Roger Waters

Locandina

Sono passati molti anni da quando i Pink Floyd sbarcarono tra le gondole di Venezia, in una piazza San Marco vestita a festa, per uno dei più avvincenti concerti di sempre. Da allora per una ragione o per l’altra non sono mai riuscito a far incrociare la mia strada con quella di Waters, sino allo scorso 23 aprile.

Per qualche istante ho pensato di non scrivere questa recensione, spinto dal fatto che lo show al quale ho assistito è per bellezza ed emozionalità, assolutamente impossibile da descrivere attraverso le parole, o meglio…attraverso le mie parole. Dopo aver elucubrato a lungo, mi sono deciso a scrivere di quella magica sera, in omaggio a tutti coloro che, preventivamente, hanno voluto vedere questa tournée come un mero lucre tour, e a tutti coloro che sono convinti che partecipare a questi eventi sia un semplice sublimare antiche nostalgie.

Solitamente quando mi presento ad un concerto per la recensione, porto con me due o tre fogli bianchi e la mia penna fidata, per potermi appuntare sensazioni e pensieri, nel tentativo di raccontare il più fedelmente possibile il live. Perdonatami, ma in questo caso, dopo i primi dieci minuti ho accartocciato il foglio e riposto la penna. Le emozioni rimaste dentro di me ancora oggi sono più forti di quelle che sarebbero state scritte sulla carta. Di fronte a me un groviglio di impressionati pensieri fatti di luci, un sonoro perfetto e sorprese a non finire.

Lo show raccoglie la genialità di Roger Waters attraverso muri di ieri e lati oscuri di oggi. L’organizzazione voluta dall’ex Floyd si dipana attraverso due atti; il primo nettamente più convincente, riesce senza difficoltà alcuna a mandare in delirio gli accalorati presenti con “In the flesh?” e la fedele versione di “Mother”, dolce estratto di “The wall”. Le immagini scorrono sul maxi schermo dietro le spalle dei musicisti, nel tentativo riuscito di complementare i suoni con immagini, che alternano momenti psichedelici a stranite sensazioni ipnagogiche, e iconografia Pinkfloydiana a gustose fotografie del passato. “Have a cigar “ e “Set the control for the heart of the sun” scandiscono il tempo, mentre il tuonante datch forum esplode sulle immagini del compianto Syd Barrett, che anticipa “Shine on you crazy diamond”.

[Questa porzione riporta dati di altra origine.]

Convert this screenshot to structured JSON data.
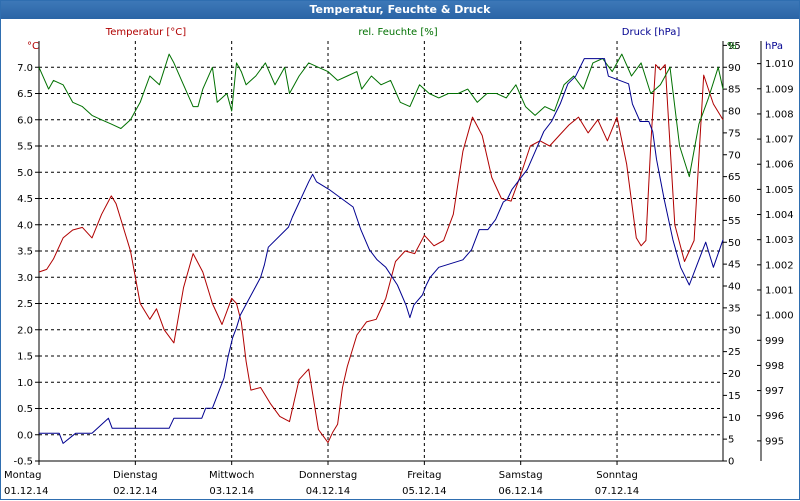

Il pathos rimane alto, quasi all’improvviso un fruscio, una radio, la mente corre veloce verso uno dei migliori masterpiece del repertorio: “Wish you were here”. Mi rendo conto che la strepitosa forma di Waters rende alcune canzoni senza tempo, che mai ci si stanca di ascoltare. Le dolci note salgono verso il cielo, ognuno probabilmente sta pensando ad una persona speciale che vorrebbe accanto; qualcuno telefona, qualcuno registra, altri cercano di immortalare il momento che fino a 10 anni addietro sarebbe stato accompagnato da una selva di accendini ondulanti e che oggi, un poco tristemente vive della sintetica luce dei telefonini più tecnologici.

Lo spettacolo viaggia su veloci binari, toccando le corde emotive di “Living Beirut”, raccontata dai fumetti esplicativi e “The post war dream”, estratta da uno dei più sottovalutati album dei Pink Floyd, che con il loro “The final Cut” non hanno mai ricevuto da stampa e fans il giusto criticismo.

Tra coriandoli e maiali volanti si arriva alla seconda trance del concerto, quella dedicata a “Dark side of the moon”, introdotta dal battito cardiaco di “Speak to me”. Il lato b del live, pur rimanedo su altissimi livelli, fa trapelare piccole falle dovute alla bizzarra decisione di eseguire la tracklist esattamente come appariva nel disco del 1973, togliendo verve al susseguirsi dei brani. Se “Time” e “Money”, risultano troppo semplici nel loro arrangiamento, di tutt’altra fattura sembra essere “Us and them”, in una long version memorabile, proprio come i giochi di luci che valgono da soli il prezzo di un biglietto tutt’altro che popolare.

Il concerto prosegue superando le due ore di musica. Si approda al terzo atto in cui il bis tradizionale ospita inevitabilmente “Another brick in the wall, part 2”, durante la quale gli spettatori ondeggiano gridando i loro canti, per poi addolcirsi con “Vera” ed il gran finale affidato alla delicata “Confotably numb” che rende più dolce il lungo viaggio verso casa.